Computational evidence that hyperconjugative orbital interactions are responsible for the stability of intramolecular Te⋯O/Te⋯S non-covalent interactions and comparable to hydrogen bonds in quasi-cyclic systems†
Abstract
Non-covalent interactions involving chalcogens play a significant role in chemistry and biology. However, tellurium has received scant attention compared to other chalcogens. The importance of tellurium compounds in inorganic and organic chemistry prompted us to examine the non-covalent interactions involving this maverick element.
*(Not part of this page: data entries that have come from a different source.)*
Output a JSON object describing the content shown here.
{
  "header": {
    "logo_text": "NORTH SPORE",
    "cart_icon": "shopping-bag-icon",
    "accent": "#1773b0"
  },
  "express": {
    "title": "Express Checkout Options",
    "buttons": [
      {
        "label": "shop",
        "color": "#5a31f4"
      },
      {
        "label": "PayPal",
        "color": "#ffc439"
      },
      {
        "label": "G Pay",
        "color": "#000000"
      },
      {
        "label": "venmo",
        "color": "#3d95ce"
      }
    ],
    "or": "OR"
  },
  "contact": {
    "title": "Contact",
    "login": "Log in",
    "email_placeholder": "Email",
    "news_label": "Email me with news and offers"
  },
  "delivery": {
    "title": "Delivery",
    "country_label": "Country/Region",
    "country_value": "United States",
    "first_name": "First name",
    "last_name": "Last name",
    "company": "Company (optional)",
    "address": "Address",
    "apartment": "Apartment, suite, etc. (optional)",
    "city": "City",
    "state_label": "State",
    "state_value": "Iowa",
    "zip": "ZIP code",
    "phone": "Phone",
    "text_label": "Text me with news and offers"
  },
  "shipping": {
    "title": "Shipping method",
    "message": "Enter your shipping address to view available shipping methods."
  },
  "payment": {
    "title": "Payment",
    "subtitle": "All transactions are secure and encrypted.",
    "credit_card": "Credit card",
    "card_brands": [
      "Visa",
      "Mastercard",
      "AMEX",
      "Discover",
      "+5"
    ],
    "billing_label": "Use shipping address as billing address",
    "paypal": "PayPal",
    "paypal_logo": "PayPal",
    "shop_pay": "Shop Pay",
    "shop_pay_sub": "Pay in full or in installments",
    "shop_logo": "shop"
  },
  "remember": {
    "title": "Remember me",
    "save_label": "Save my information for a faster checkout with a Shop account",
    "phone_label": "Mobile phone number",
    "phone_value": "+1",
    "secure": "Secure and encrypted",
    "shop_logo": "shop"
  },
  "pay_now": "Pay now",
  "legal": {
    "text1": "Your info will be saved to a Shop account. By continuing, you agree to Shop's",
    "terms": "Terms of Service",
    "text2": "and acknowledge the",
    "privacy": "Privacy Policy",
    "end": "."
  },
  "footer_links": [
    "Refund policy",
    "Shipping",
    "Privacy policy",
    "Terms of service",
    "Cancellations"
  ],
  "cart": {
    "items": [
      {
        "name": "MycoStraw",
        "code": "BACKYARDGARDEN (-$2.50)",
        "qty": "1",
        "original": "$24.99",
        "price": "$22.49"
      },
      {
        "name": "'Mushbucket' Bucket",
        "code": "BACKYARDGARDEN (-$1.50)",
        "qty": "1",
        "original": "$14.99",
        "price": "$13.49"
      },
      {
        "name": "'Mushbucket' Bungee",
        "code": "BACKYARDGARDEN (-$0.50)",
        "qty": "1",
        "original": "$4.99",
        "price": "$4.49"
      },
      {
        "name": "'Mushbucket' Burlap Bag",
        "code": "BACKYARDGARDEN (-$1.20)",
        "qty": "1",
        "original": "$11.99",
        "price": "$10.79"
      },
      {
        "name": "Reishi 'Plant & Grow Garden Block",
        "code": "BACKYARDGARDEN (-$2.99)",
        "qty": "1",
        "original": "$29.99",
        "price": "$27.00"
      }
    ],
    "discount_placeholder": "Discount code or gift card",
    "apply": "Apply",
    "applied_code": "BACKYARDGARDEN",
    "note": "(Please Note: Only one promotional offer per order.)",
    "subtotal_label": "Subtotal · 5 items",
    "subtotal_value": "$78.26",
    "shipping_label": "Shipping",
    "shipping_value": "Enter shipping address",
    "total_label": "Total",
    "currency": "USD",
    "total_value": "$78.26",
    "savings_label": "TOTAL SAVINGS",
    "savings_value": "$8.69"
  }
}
The 1,5-intramolecular interaction (Y → X, Y = O, S & X = Te–H/Te–F) with tellurium showed remarkable stability throughout the non-covalent interactions. The DFT M06-2X/aug-cc-pVQZ level of calculations reveals that the strength of such interactions are comparable to and/or stronger than the hydrogen bonding interactions arising from analogous systems. The hydrogen bonding interaction energies with sulphur and oxygen atoms in 1,5-intramolecular interactions (N–H⋯O & N–H⋯S) are 30 and 29 kJ mol−1, respectively, however the non-covalent interactions involving tellurium (Y → X, Y = O, S & X = Te–H) in such systems are ∼28 and 32 kJ mol−1, respectively. The strength of Te⋯O and Te⋯S interactions can be modulated through substituent effects. An electron withdrawing substituent can enhance the interaction dramatically compared to an electron donating group. Importantly, the AIM and NBO analyses reveal that the hyperconjugative interaction involving Y → X (Y = O, S & X = Te–H/F) contributes to enhance such an interaction compared to the electrostatic effect. Further, the Te⋯S interaction energy has been found to be 31.9 kJ mol−1 calculated at the M06-2X/aug-cc-pVQZ level of theory, and stronger than the Te⋯O interaction (27.7 kJ mol−1). The lighter chalcogens, such as oxygen and sulphur show an opposite trend with larger a contribution from electrostatic interactions. The calculations performed for σ-hole bonds of these quasi-cyclic chalcogen systems suggest that such an interaction also contributes to stabilize the Te⋯O and Te⋯S interactions. The impact of such stronger non-covalent interactions involving tellurium in supramolecular assembly/aggregation would be important to augment the rigidity in such systems and can compete with the typically-known hydrogen bonds.